The foundation’s American Latino Heritage Fund aims to ensure the parks recognize and give voice to Latinos as an important part of the country’s history and story, and encourages Hispanics to give the parks a chance.

The fund has turned in part to social media, where Hispanics congregate in large numbers, to achieve that. They host regular Twitter town halls and encourage people to share their park photos on sites like Instagram.

This summer they launched an “expedition” to get more minorities, especially Latinos, into the parks, rolling out the all-expenses-paid contest on social media sites. Winners got a trip to a park, where they met park employees and learned about the site’s history, and in turn are encouraged to blog, tweet and chat about it with family and friends.

Midy Aponte, executive director of the American Latino Heritage Fund, said during an interview with Fusion that the outreach campaign proved “really successful,” with more than 200 people applying in groups of four.
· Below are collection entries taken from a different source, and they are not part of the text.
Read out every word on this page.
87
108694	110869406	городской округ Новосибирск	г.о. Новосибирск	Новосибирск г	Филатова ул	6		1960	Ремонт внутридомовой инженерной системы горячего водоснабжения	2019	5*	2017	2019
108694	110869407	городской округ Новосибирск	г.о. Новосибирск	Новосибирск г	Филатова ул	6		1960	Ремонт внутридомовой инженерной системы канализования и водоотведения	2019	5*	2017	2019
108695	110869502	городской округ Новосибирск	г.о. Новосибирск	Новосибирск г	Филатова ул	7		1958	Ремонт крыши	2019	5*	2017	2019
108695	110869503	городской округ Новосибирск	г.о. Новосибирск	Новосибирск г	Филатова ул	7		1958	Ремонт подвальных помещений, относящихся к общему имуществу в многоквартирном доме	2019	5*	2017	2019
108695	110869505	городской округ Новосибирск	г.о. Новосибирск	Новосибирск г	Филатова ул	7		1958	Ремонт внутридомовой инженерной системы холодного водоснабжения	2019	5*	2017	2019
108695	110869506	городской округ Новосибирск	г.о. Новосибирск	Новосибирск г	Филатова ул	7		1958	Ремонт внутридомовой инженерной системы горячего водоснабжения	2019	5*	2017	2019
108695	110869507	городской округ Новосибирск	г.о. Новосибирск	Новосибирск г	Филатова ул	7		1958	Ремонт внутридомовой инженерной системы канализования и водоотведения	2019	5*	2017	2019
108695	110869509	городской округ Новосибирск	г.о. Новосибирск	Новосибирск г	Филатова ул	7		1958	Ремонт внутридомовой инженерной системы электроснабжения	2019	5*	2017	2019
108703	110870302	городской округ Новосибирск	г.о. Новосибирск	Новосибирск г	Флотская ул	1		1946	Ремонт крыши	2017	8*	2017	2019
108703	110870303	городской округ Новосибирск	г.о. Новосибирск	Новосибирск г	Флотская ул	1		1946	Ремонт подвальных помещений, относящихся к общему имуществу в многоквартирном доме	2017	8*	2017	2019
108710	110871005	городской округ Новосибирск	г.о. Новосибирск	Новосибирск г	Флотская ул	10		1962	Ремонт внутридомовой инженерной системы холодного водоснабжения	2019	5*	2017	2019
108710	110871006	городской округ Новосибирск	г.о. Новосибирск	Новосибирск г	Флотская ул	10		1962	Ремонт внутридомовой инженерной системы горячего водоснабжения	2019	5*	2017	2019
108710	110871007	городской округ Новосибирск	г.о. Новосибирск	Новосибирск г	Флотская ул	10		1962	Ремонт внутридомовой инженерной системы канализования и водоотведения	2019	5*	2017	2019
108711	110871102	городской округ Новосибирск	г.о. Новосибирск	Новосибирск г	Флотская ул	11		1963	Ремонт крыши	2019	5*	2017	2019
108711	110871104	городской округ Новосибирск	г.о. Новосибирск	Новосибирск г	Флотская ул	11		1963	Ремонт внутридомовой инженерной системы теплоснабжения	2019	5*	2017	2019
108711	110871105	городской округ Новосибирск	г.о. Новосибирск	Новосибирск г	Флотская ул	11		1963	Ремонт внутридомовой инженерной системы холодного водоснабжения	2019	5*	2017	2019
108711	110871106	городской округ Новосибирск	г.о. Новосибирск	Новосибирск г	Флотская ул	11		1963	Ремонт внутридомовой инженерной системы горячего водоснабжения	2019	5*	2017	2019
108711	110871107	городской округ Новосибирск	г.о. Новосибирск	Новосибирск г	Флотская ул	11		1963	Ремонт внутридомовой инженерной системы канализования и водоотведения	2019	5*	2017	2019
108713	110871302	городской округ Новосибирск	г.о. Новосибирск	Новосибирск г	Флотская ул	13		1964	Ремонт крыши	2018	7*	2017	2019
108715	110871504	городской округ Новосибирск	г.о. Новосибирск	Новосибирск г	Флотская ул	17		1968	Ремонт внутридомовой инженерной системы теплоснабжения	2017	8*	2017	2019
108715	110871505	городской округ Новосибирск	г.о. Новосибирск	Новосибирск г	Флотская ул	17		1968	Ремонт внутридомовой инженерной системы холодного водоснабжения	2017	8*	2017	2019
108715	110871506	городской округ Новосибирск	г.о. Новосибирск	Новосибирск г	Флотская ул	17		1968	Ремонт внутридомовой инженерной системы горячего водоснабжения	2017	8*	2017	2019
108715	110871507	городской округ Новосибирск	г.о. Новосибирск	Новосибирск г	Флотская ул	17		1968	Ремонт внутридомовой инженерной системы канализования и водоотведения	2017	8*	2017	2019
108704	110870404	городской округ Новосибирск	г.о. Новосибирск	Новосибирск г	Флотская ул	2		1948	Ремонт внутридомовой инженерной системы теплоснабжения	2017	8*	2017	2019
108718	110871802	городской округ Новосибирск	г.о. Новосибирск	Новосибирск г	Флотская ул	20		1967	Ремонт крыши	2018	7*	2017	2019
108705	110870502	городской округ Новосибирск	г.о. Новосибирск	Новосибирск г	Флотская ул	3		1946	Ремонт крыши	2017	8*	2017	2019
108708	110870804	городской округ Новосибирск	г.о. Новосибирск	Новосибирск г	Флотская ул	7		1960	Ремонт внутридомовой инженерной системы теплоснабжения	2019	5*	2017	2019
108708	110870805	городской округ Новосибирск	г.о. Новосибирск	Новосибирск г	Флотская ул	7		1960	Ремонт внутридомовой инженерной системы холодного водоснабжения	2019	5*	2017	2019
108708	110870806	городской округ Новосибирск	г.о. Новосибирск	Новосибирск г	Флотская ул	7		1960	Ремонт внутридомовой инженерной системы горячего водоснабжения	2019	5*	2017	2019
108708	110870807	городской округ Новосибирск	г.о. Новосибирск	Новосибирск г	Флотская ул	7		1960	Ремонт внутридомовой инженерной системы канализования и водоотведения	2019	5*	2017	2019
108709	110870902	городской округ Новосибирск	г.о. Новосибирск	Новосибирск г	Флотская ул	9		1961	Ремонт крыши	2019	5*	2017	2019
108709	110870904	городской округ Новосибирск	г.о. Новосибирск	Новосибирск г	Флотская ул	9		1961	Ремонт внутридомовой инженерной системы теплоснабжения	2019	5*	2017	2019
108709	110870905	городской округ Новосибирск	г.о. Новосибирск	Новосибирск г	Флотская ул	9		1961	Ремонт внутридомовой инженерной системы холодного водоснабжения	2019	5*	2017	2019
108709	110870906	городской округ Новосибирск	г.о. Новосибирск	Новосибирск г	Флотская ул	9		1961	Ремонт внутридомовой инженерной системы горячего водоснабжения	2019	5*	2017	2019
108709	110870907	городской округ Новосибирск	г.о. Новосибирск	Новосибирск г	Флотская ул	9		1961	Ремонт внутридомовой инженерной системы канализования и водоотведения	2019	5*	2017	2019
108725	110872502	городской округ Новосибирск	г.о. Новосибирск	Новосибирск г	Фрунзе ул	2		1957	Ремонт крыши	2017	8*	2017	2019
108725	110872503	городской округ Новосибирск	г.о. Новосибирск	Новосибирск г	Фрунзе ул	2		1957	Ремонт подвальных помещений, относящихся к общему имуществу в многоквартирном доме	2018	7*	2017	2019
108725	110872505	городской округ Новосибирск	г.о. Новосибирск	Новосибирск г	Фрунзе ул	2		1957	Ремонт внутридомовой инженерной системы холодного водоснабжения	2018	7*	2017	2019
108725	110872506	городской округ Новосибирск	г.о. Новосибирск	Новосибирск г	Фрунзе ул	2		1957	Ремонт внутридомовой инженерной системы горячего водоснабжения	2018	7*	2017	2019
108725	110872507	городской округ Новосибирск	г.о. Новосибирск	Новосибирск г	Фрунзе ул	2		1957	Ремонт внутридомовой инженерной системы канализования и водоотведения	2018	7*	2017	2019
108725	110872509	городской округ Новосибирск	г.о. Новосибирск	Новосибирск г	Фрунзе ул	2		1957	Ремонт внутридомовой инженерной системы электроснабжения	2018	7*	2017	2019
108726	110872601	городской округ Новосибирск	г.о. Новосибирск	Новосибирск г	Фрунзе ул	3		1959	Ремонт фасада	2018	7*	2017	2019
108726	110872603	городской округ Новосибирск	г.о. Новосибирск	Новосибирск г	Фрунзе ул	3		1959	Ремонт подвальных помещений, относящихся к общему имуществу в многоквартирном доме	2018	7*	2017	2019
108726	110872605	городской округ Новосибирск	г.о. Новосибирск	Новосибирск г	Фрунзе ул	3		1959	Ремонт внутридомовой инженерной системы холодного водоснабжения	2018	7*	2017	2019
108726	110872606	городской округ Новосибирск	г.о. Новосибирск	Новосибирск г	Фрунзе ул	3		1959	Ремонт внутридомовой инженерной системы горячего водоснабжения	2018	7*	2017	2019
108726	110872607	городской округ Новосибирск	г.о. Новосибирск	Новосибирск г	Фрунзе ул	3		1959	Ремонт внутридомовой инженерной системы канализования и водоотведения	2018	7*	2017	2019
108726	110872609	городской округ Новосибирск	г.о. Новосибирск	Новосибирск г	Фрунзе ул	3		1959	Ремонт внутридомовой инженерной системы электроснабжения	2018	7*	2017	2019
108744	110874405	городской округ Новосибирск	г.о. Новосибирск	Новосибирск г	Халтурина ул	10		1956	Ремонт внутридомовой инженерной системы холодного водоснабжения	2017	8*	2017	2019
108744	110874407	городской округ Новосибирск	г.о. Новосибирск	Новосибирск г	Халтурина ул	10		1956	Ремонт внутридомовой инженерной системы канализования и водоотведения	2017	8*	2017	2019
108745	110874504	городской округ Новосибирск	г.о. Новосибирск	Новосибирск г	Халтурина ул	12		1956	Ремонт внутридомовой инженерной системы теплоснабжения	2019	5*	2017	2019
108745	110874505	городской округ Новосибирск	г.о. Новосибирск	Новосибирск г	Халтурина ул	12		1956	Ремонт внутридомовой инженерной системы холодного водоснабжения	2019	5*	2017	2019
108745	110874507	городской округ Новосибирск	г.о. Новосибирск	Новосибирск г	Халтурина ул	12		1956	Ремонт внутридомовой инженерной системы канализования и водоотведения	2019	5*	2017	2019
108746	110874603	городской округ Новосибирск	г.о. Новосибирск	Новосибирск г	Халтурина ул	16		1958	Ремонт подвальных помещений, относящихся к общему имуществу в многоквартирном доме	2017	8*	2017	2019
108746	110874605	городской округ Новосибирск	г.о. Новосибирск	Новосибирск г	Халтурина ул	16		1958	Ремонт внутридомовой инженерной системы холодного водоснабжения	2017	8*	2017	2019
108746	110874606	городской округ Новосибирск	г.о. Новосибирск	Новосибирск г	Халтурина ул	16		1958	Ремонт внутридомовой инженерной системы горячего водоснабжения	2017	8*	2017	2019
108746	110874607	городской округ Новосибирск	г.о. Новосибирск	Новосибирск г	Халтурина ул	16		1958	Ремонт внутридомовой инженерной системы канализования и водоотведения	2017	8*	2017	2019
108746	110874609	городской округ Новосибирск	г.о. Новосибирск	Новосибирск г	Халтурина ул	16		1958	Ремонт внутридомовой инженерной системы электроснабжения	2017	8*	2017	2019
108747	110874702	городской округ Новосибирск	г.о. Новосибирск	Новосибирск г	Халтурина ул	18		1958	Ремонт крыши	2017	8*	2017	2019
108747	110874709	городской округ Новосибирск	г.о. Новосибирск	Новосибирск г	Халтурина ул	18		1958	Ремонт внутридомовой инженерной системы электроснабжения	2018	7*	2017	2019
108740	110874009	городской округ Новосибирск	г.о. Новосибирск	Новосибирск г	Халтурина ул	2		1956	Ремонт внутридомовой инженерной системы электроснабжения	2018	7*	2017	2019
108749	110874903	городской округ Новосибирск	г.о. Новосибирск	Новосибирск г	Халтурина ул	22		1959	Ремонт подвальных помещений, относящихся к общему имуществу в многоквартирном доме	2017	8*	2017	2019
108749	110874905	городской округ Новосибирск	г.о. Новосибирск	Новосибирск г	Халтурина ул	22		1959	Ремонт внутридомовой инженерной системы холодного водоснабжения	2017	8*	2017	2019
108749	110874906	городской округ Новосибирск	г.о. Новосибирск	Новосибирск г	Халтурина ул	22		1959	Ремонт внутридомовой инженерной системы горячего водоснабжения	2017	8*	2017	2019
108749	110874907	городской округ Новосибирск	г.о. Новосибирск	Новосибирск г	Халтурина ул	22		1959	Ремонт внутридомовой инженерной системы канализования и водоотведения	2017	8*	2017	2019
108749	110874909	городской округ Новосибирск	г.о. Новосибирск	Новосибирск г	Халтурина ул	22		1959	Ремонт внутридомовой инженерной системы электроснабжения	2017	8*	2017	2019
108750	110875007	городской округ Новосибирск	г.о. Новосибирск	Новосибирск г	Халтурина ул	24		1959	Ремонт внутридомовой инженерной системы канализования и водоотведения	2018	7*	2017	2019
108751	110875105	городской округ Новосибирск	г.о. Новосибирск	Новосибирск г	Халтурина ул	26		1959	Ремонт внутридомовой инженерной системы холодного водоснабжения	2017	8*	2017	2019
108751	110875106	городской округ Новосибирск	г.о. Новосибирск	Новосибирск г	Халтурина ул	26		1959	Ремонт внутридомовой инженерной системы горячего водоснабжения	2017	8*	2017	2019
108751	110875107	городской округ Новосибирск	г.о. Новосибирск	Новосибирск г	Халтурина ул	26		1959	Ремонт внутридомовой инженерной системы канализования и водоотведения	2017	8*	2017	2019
One of the groups has completed its tour of Mesa Verde National Park in Colorado, another is currently at Glen Canyon National Recreation Area in Arizona and Utah, and the final group is set to depart later this month to Washington’s Olympic National Park.

Yvonne Condes, editor and co-founder of MomsLA.com, traveled to the Colorado park with her husband and two sons. She grew up in Tucson, Arizona but didn’t see the nearby Grand Canyon until she went with friends at age 19.

“Growing up,” she said, “it wasn’t something we talked about.”

A trip to a national park seemed too daunting and too expensive to her family, she said. The idea of sleeping outside on the ground didn’t sound so appealing, either.

But not all parks are rustic like that and the foundation has tried to prove that. At Mesa Verde, for example, Condes and her family stayed in a hotel that came with wifi and a nearby Starbucks.

Condes brought her family along, but several of the other winners were going with girlfriends as scouts to see if their families might like it.

Chelle Roberts, another participant, says she agrees cost and the logistics of transportation and lodging probably serve as barriers for a lot of people, but said social media is a way to show people they can visit the parks because it’s real, it’s not a glossy brochure.

The park system itself is also slowly joining the 21st century when it comes to visitor centers and social media presence. There are federal regulations on social media use, but Vela said the park service recognizes that minorities, especially Latinos, tend to be “high tech and social-media savvy.”

Vela’s first park experience came as a kid in the 1960s, when his parents piled him and his siblings into the car and drove to Yellowstone from southeast Texas. No one looked like him and it all seemed a little foreign, he said, but it didn’t matter. People were nice and he wanted to wear that Smokey the Bear ranger hat, too. The childhood fascination stuck and he’s been with the park service for decades. His son, who grew up in the parks, is a U.S. law enforcement ranger.

“We want to go there as an agency,” Vela said. “Even though these might be foreign, first-ever experiences, the parks are welcoming, they are safe, and we will engage you.”

Disclosure: Fusion Vice President of Digital Miguel Ferrer is on the ALHF Board.

Update, 2:15 p.m.: The number of people who applied for the ALHF's expedition has been clarified.